In my experience, people who put pressure on themselves to be successful are often motivated by an intense fear of failure. Therefore they don't want to admit failure if they can avoid it.

OverTheHedgeSammy · 20/11/2018 12:35

Cool - Oh I know. The fact is MOST people are unable to be truly supportive and non judgmental. I've offended a lot of 'friends' recently when they've got on my nerves with their advice with comments like "Do you REALLY think that what you come up with in your 10 minutes of considering this I haven't thought of in the weeks and months that this has been going on?" I stopped being gentle about it and became quite bitchy.

Strugglingtodomybest · 20/11/2018 12:35

I've nothing to add other than I've found this a very interesting read as I have wondered about this myself in the past.

Hope your flushes have faded now OP Grin

Aridane · 20/11/2018 12:43

Some people prefer not to whinge / overshare / are private.

TinklyLittleLaugh · 20/11/2018 13:05

From my own point of view, I have a very clear memory of crying to my Dad about something serious that was upsetting me and him basically saying, "I don't want to hear this, it makes me too sad." My mum had the kind of anxiety that makes you hide all your problems from her and, as she has got older, has become more closed in and cold.

I'm disabled and I was very bright in school.

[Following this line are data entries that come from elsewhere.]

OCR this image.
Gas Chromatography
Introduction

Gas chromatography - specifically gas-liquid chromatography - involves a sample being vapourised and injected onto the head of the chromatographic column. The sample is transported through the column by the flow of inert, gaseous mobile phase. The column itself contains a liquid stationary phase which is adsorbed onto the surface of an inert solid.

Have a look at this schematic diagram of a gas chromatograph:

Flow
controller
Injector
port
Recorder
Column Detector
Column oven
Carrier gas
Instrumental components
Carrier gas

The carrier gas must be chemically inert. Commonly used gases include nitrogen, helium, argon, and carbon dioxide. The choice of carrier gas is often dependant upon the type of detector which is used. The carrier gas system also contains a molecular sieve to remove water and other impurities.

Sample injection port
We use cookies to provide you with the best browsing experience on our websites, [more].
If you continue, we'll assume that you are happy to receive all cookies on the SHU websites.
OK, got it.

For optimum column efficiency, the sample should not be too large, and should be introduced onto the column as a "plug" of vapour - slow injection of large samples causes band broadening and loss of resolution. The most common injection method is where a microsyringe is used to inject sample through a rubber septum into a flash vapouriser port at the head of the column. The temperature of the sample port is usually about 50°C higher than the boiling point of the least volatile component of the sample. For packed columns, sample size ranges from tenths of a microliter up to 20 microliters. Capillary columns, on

Life has sometimes been tough and I've dealt with it by employing pretty much major stiff upper lip. People tend to think I am very strong, friends seem uncomfortable if the cracks ever show.

Now my kids are grown up, they point out to me sometimes that I am coming across a bit cold, that I need to stop thinking other people need to toughen up. Behaviour is hard to unlearn though.

BedHair · 20/11/2018 13:27

From my own point of view, I have a very clear memory of crying to my Dad about something serious that was upsetting me and him basically saying, "I don't want to hear this, it makes me too sad." My mum had the kind of anxiety that makes you hide all your problems from her and, as she has got older, has become more closed in and cold.

I absolutely identify with this. My father is on the autistic spectrum, and the last time I actually confided in my parents about something serious a potentially serious foetal normality when I was pregnant with my son when I phoned them to tell them the tests suggested everything was OK, my father started talking over me and talked for ten minutes about how he had reprogrammed an old PC someone had given him. He really doesn't see or hear other people. And my mother is a chronic worrier, and it's really not helpful to me to listen to her telling me that life is a vale of tears and that she was awake at 3 am praying for me. I don't need that kind of unhelpful amplification of my problems.

So I tell neither of them anything, ever.

I know my brother and his wife had a miscarriage recently and he told my parents, with the result that in my mother's eyes, the whole thing has escalated into Tragic Barren Childlessness (when it was their first attempt to have a baby, and there's no indication at this point it's anything more), and he wishes he'd said nothing because all you get back is your own troubles made far worse by someone else's doomy imagination.